Kai and Luce were turning to stone before his eyes, as if becoming part of the very path beneath their feet.

Baz realized then what they had already pieced together: it had all been for nothing.

Opening the Reaper tree portal, setting foot on this path, pulling Kai and Luce from the abyss…

None of it mattered because Kai and Luce couldn’t return to the world of the living.

The abyss had claimed them, and now they belonged to the realm of death.

Baz shouldn’t have been surprised. The god of balance did warn him that there was no changing fate. Pulling at loose threads, trying to create snags in the tapestry, attempting to dupe fate however he could… All pointless, in the end.

And yet…

In his fourth attempt at changing the past, he’d sought to replace Kai with Thames as the one who would follow Clover through the door. A reversal of fates, so to speak, that he never did see the outcome of because he’d been interrupted by the god’s apprentice.

What if it was the answer now?

“Baz.” Kai’s voice was faint. “I know you made me promise not to say anything back until all this was over, but I need you to know before it’s too late. I love you too.”

For a moment, Baz didn’t understand—until he remembered the nightmare they’d shared the last time he’d gone back in time.

Whatever happens, promise me you’ll remember that… that I love you.

His last, desperate attempt to try to change fate. In some small way, it had worked—Kai had actually remembered what Baz had said to him in dreaming.
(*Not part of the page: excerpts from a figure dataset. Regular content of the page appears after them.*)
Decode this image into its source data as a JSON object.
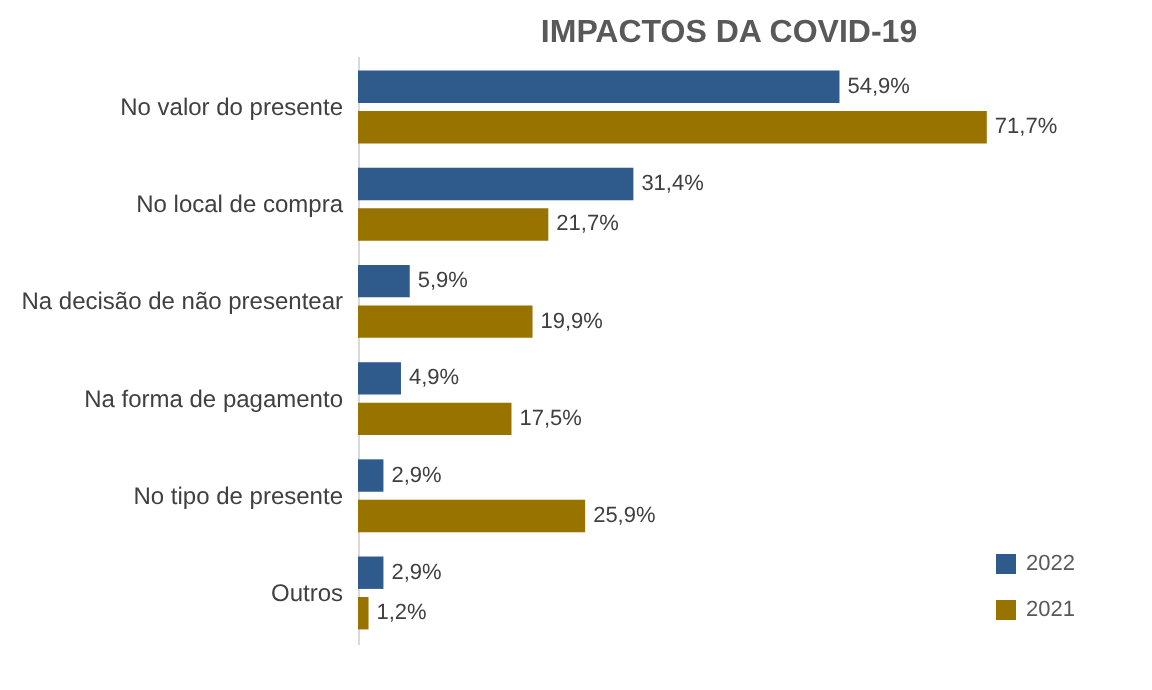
{
  "chart_data": {
    "type": "bar",
    "orientation": "horizontal",
    "title": "IMPACTOS DA COVID-19",
    "categories": [
      "No valor do presente",
      "No local de compra",
      "Na decisão de não presentear",
      "Na forma de pagamento",
      "No tipo de presente",
      "Outros"
    ],
    "series": [
      {
        "name": "2022",
        "color": "#2e5a8c",
        "values": [
          54.9,
          31.4,
          5.9,
          4.9,
          2.9,
          2.9
        ],
        "value_labels": [
          "54,9%",
          "31,4%",
          "5,9%",
          "4,9%",
          "2,9%",
          "2,9%"
        ]
      },
      {
        "name": "2021",
        "color": "#997300",
        "values": [
          71.7,
          21.7,
          19.9,
          17.5,
          25.9,
          1.2
        ],
        "value_labels": [
          "71,7%",
          "21,7%",
          "19,9%",
          "17,5%",
          "25,9%",
          "1,2%"
        ]
      }
    ],
    "legend": "bottom right",
    "grid": false
  }
}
This couldn’t be the end of their story. Not after everything they’d gone through to get back to each other.

The hourglass called to Baz again. Purpose sang in his veins as in his mind he saw again how Kai’s and Luce’s fates were tied to Clover’s through whatever bond they shared. A triad of power, two points of a triangle condemned to hell, while the other was confined to the godsworld.

Above, below, side to side. A mirror, an hourglass, a scale onto which balance must be kept. A breath in, a breath out. Divine symmetry.

Baz sprang toward the hourglass with sudden clarity. This was the price of taking Kai and Luce out of the abyss: there needed to be someone to take their place, to balance the scales. A Tidecaller in the godsworld in exchange for a Nightmare Weaver and Dreamer in the abyss.

A reversal of fates.

If Clover were the one bound to the abyss, it would rid them of him for good, trapping his corrupt soul where it belonged. Maybe it would prevent the future Baz had seen, the bleak fate that awaited the worlds.

And if Kai and Luce were bound to the godsworld, Baz was willing to bet they could walk right through this portal—that the rules of heaven weren’t as cruel as those of hell, and it would let them return to the realms of the living without resistance.

Even if they couldn’t, they would still be better off ending up in the sea of ash rather than the abyss.

From there, they could make their way through the doors back to their own world—back to Baz and Emory and everyone who wished to see them safely returned.

Baz’s hand touched the hourglass. A sense of rightness spread through him as he held those three fates quite literally in his hands, Kai’s and Luce’s connected to one side of the hourglass, Clover’s to the other.

All the other threads within the crisscrossing pattern disappeared, retracting into the glass bulbs, until there were only these three shimmering lines unspooling from the hourglass.

All Baz had to do was to turn it, and their positions would be reversed.

A turn of the glass, a reversal of fate, until Kai and Luce were above, and Clover deep down below where he had always belonged.

“Brysden,” Kai called out weakly. His legs were entirely turned to stone, and only his face was visible now beneath the roots.

“If this doesn’t work,” Baz breathed, “I’ll find you in godsworld.”

The ground beneath him tilted as he flipped the hourglass over.